The traditional approach to discovery, development and delivery of medicine is bad for everyone in the ecosystem. It’s bad for patients, who are often getting drugs that don’t work for them, with many of even the most prescribed medicines being effective only for a minority of patients. It’s bad for healthcare systems, prescribing expensive but ineffective medicines and having to care for patients whose underlying medical needs are not being served. And it’s bad for pharma too.

Productivity in drug discovery research and development is decreasing, with R&D costs rising in part due to failures for new treatments in late-stage clinical trials and pressure on forecast sales due to increasing unwillingness to pay for medicines that can’t be demonstrated to have the desired outcomes in patients.

Pharma needs better understanding of disease biology and better drug targets that will be successful in clinical trials; healthcare needs to reduce ineffective prescriptions; and patients need to be diagnosed accurately and prescribed drugs that will work for them.

 

Developing effective drug treatments is never easy

Precision medicine is the way forward, but it’s an incredibly complex challenge for pharma to develop more personalized treatments, especially in some of the areas of largest unmet medical need.

Pharma productivity and the return on investment of R&D have reached record lows. Late-stage failures in phase III, where treatments are failing to demonstrate efficacy, are particularly costly and disruptive.
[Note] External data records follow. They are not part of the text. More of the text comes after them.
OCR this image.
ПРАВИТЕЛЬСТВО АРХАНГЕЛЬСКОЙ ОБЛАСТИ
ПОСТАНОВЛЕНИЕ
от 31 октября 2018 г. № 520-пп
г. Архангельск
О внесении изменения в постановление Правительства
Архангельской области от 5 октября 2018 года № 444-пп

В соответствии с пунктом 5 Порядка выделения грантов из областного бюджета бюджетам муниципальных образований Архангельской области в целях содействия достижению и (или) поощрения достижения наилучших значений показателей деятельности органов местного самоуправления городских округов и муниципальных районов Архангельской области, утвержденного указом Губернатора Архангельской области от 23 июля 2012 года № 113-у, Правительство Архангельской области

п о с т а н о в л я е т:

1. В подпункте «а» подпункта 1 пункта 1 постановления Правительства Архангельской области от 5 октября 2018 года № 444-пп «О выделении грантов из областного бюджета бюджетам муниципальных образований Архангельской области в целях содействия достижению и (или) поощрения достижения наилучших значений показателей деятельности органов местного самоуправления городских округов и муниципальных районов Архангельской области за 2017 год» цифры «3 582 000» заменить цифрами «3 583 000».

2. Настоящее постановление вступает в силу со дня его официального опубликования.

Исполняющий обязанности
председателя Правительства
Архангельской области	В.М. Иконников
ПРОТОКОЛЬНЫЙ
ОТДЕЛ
Efficacy requires knowing which patients will benefit from a treatment in order to recruit smaller, more focused clinical trial populations. This requires greater insight into the disease biology and how those targets map to patient subgroups. For example, Alzheimer’s disease drug trials have had a 99% failure rate over the last decade.

This is not because anyone gave less than 100% trying to find a better therapy, but because the patients on whom the molecules were being tested were not effectively selected using stratification biomarkers to identify those most likely to respond positively to the treatment.

This requires deeper insights into the disease biology than just noting single genetic markers or clinical features.

Not being able to identify the patients who are going to benefit from a medicine also has consequences for the rate of clinical adoption. Even in an area of high unmet medical need, defending a high price point for drugs without being able to predict patients for whom they will be effective is unrealistic in an era of pressured healthcare spending.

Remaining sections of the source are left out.